Foucault afirma en la Quinta Conferencia de su libro "La verdad y las formas jurídicas", "en consecuencia es lícito oponer la reclusión del siglo XVIII que excluye a los individuos del círculo social a la que aparece en el siglo XIX que tiene por función ligar a los individuos a los aparatos de producción a partir de la formación y la corrección de los productores: trátase entonces de una inclusión por exclusión.
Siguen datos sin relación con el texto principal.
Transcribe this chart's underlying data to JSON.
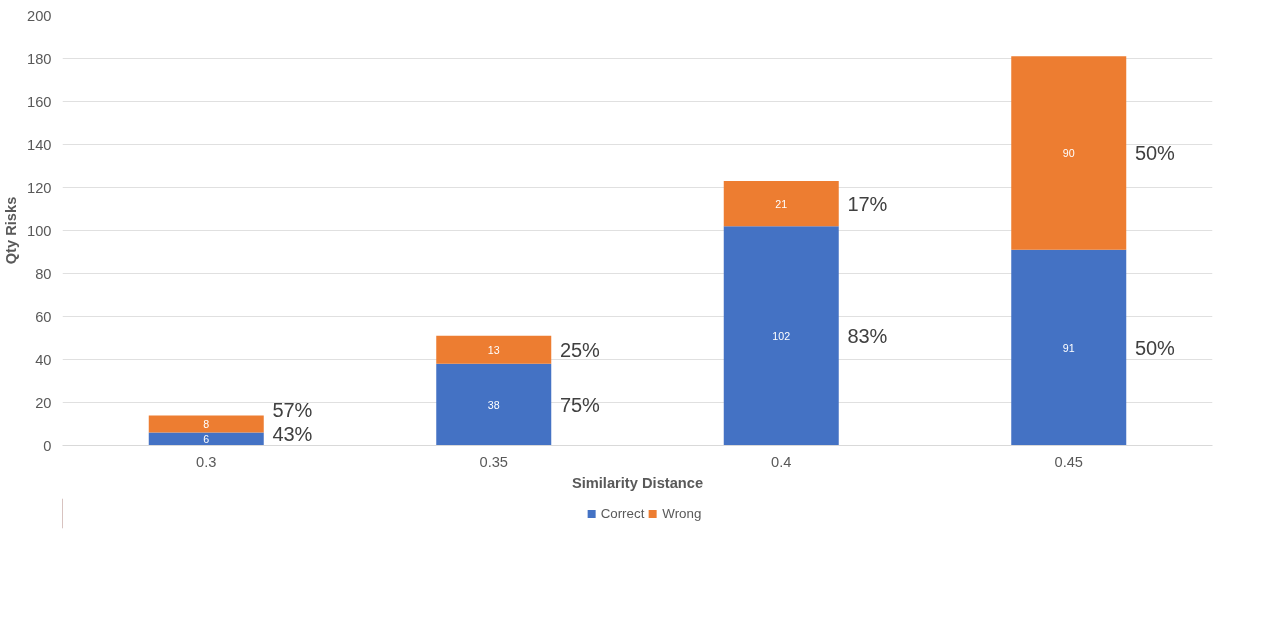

He aquí por qué opondré la reclusión al secuestro; la reclusión del siglo XVIII dirigida esencialmente a excluir a los marginales o reforzar la marginalidad y el secuestro del siglo XIX cuya finalidad es la inclusión y la normalización". Mas allá del planteo de algunas diferencias en particular aquella que destaco en este trabajo, es decir unificar el criterio de secuestro, en el siglo XVIII se secuestra para recluir en el siglo XIX se secuestra para disciplinar y normalizar, pero ambos son secuestros. Es importante destacar la afirmación del autor en cuanto a lo que sucedía en el siglo XVIII, el secuestro institucional como reclusión para realizar, confirmar y materializar la exclusión. Esta afirmación deberá ser analizada de acuerdo a los acontecimientos del naciente siglo XXI en cuanto a los interrogantes en términos de gobernabilidad de la exclusión en términos de dasafiliación de amplios sectores sociales.

Estamos en un presente donde ya no queda espacio para eufemismos, a la pena habrá que restituirle su condición de castigo, a la cárcel, al manicomio, al asilo, al instituto y el reformatorio, hoy más que nunca habrá que reconocerlas como instituciones de secuestro de ese residuo social que ya no se gestiona en "otros lugares sociales". Habrá que asumir, como dice Levi-Strauss(1955 citado por J Young,1992) "que las sociedades modernas son antropoémicas; proceden vomitando a los desviados, manteniéndolos fuera de la sociedad o encerrándolos en instituciones especiales dentro de sus perímetros.

A la nueva "gran segregación", habrá que conocerla, estudiarla, develarla, cuantificarla y cualificarla y en este sentido no permitir que se le cambie el nombre y el sentido.

Esto es bastante, al menos para encontrar los caminos necesarios para combatirla.